Atomwise AI

Atomwise AI

Atomwise AI leverages its proprietary AtomNet® platform to accelerate small-molecule drug discovery with deep convolutional neural networks, enabling efficient virtual screening and optimization of a library of over 16 billion compounds.
AI drug discoveryAtomNet platformvirtual screening of compoundssmall-molecule drug designdeep learning in drug discoverytarget binding prediction

Features of Atomwise AI

Based on the AtomNet® deep convolutional neural network, it accurately predicts interactions between small molecules and protein targets.
Capable of efficiently screening a virtual library containing more than 16 billion compounds, shortening the early discovery timeline from years to weeks.
Able to tackle hard-to-drug targets with limited structural data, expanding the frontier of drug discovery.
Validated through the AIMS program to achieve about 74% screening accuracy, with continued discovery of structurally novel compounds.
Supports the full early-stage drug discovery workflow from virtual screening to lead optimization and drug repurposing.

Use Cases of Atomwise AI

Pharmaceutical companies use it during the early drug discovery stage to rapidly screen large chemical libraries for promising lead compounds.
Research institutions use it to design new drug molecules for targets that lack crystal structures or are difficult for traditional methods to handle.
Biotech companies seek AI solutions to reduce R&D costs and accelerate programs, as an alternative to traditional experimental high-throughput screening.
Academic laboratories use the AIMS program to conduct large-scale, low-cost virtual screening validation studies for specific disease targets.
When responding to emerging public health events (e.g., Ebola), there is a need to identify potential therapeutic candidate molecules in an extremely short timeframe.

FAQ about Atomwise AI

QWhat is Atomwise AI?

Atomwise AI is an AI-powered biopharma company focused on accelerating small-molecule drug discovery and design using artificial intelligence, especially deep convolutional neural networks, with its core being the proprietary AtomNet® platform.

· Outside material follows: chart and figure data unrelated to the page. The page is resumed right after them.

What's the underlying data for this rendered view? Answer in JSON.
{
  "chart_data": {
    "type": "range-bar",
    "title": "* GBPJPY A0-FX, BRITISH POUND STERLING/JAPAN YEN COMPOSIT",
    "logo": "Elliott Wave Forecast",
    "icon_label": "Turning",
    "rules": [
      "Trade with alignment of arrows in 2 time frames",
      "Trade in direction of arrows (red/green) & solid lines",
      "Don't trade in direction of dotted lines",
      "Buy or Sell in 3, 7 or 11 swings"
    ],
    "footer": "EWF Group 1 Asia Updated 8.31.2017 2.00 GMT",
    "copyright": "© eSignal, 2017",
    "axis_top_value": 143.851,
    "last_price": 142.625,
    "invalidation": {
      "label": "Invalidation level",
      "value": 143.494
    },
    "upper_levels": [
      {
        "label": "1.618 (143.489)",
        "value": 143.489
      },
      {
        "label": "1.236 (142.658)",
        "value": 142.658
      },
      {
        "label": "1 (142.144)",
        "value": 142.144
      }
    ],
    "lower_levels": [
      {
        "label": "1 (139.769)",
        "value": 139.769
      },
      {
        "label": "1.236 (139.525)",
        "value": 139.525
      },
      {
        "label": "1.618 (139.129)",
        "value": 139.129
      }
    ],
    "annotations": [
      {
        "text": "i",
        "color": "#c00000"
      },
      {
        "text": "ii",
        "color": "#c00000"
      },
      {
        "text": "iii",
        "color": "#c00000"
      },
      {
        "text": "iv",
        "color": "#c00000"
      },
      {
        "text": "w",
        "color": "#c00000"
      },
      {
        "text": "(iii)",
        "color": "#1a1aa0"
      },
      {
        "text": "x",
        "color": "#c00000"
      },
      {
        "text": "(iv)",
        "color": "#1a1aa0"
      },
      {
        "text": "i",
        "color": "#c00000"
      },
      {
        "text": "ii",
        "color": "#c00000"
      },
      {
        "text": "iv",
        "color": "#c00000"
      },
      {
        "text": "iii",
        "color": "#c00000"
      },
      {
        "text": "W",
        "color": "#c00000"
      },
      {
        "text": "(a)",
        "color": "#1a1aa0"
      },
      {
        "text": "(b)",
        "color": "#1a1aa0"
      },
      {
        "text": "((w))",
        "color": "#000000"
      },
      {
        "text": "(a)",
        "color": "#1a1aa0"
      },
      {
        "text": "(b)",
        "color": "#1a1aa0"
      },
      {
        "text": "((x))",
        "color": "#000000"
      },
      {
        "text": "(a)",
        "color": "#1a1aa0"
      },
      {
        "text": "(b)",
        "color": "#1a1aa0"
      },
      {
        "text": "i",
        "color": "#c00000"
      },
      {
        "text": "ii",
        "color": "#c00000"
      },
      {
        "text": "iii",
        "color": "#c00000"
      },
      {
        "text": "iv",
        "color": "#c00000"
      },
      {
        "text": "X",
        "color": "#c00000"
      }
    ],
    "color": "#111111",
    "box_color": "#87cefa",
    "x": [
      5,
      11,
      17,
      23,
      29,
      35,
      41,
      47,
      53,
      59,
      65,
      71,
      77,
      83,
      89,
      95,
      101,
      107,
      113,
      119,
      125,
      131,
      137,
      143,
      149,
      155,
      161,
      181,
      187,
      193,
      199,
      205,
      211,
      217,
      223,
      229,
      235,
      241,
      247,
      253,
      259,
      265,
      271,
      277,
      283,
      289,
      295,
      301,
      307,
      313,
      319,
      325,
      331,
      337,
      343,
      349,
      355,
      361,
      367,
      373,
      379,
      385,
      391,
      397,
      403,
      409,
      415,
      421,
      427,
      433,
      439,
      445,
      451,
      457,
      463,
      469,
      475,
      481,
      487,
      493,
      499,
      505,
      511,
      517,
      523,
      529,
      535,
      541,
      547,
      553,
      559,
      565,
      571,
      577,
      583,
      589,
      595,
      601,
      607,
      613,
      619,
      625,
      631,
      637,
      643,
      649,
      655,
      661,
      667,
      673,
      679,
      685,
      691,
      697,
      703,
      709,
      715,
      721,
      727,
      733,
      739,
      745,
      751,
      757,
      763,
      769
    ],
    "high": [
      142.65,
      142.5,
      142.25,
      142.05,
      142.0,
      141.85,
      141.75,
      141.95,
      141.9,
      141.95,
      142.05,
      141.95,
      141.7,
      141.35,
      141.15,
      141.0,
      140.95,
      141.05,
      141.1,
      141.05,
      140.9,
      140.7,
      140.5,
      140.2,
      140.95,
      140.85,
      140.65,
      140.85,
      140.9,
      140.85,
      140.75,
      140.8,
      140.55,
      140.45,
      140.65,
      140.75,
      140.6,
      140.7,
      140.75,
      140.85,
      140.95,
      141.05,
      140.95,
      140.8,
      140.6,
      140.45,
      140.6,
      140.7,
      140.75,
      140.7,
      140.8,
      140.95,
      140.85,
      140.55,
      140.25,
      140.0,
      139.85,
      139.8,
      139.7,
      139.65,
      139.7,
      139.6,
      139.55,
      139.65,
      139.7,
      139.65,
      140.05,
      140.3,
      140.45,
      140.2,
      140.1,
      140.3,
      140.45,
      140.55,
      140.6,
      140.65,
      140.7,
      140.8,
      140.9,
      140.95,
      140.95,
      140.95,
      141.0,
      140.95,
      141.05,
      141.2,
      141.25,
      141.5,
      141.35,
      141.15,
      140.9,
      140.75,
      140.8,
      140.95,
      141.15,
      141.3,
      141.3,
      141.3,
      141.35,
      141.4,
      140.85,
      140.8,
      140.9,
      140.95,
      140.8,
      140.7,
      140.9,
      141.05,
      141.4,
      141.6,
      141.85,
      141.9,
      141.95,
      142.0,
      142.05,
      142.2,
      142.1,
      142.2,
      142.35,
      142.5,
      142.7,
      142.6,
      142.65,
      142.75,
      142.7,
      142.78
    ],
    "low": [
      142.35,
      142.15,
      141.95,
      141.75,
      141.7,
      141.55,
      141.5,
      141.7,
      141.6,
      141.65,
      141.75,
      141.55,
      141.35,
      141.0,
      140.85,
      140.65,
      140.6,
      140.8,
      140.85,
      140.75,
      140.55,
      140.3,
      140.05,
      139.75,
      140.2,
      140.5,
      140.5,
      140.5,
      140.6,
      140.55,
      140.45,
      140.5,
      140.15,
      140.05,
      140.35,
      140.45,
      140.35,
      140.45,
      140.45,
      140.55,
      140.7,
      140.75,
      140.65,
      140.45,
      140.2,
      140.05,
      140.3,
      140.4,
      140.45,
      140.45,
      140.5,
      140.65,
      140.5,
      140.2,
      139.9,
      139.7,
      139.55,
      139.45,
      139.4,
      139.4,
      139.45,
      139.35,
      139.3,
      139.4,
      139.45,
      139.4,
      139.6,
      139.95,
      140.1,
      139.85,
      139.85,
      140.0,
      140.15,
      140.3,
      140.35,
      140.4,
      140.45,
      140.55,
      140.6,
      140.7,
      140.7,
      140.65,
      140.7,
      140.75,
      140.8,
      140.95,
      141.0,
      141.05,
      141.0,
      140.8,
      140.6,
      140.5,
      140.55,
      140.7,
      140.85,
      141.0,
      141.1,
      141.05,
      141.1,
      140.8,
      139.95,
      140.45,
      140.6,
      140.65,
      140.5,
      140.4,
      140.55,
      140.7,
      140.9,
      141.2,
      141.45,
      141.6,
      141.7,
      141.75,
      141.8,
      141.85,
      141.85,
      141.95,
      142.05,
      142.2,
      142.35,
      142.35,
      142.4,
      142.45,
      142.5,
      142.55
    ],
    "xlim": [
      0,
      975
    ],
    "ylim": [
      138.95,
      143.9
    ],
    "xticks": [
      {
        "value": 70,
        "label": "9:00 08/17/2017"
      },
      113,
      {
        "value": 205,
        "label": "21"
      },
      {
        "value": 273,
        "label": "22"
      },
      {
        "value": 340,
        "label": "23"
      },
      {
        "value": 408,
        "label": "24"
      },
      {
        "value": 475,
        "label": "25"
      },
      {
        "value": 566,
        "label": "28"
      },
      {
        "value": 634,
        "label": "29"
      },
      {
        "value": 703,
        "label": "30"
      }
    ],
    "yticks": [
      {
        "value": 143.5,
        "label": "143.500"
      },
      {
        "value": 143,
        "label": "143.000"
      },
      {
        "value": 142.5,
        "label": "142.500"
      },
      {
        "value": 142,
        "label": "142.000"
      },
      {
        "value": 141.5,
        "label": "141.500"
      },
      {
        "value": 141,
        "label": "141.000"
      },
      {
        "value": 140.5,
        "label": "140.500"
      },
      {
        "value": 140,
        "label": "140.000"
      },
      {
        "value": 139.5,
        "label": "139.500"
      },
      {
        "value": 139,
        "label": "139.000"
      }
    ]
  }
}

QWhat can the AtomNet platform mainly do?

The AtomNet platform can simulate molecular structures and predict the binding affinity between small molecules and protein targets, enabling efficient and accurate screening of virtual libraries containing hundreds of billions of compounds to identify promising drug candidate molecules.

QWhat are the advantages of using Atomwise AI for drug discovery?

The main advantages are dramatically improved screening efficiency and breadth, shortening the traditional multi-year early discovery timeline to weeks, exploring a broader chemical space, addressing difficult-to-drug targets, and reducing R&D costs.

QIn which disease areas is Atomwise AI technology applied?

Its technology has been applied across oncology, neurological disorders, rare diseases, immune and inflammatory diseases, among others, and it collaborates with multiple pharmaceutical companies and academic institutions on related target research.

QHow accurate is Atomwise AI's virtual screening?

According to validation data from its AIMS program, the AtomNet platform can screen targets with about 74% accuracy and continually discovers structurally novel compounds, serving as a viable alternative to traditional experimental screening.

QHow to collaborate with Atomwise AI?

Atomwise AI has established broad collaborations with major pharmaceutical and biotech companies and leading research universities worldwide; academic institutions can apply for targeted virtual screening studies through the AIMS program.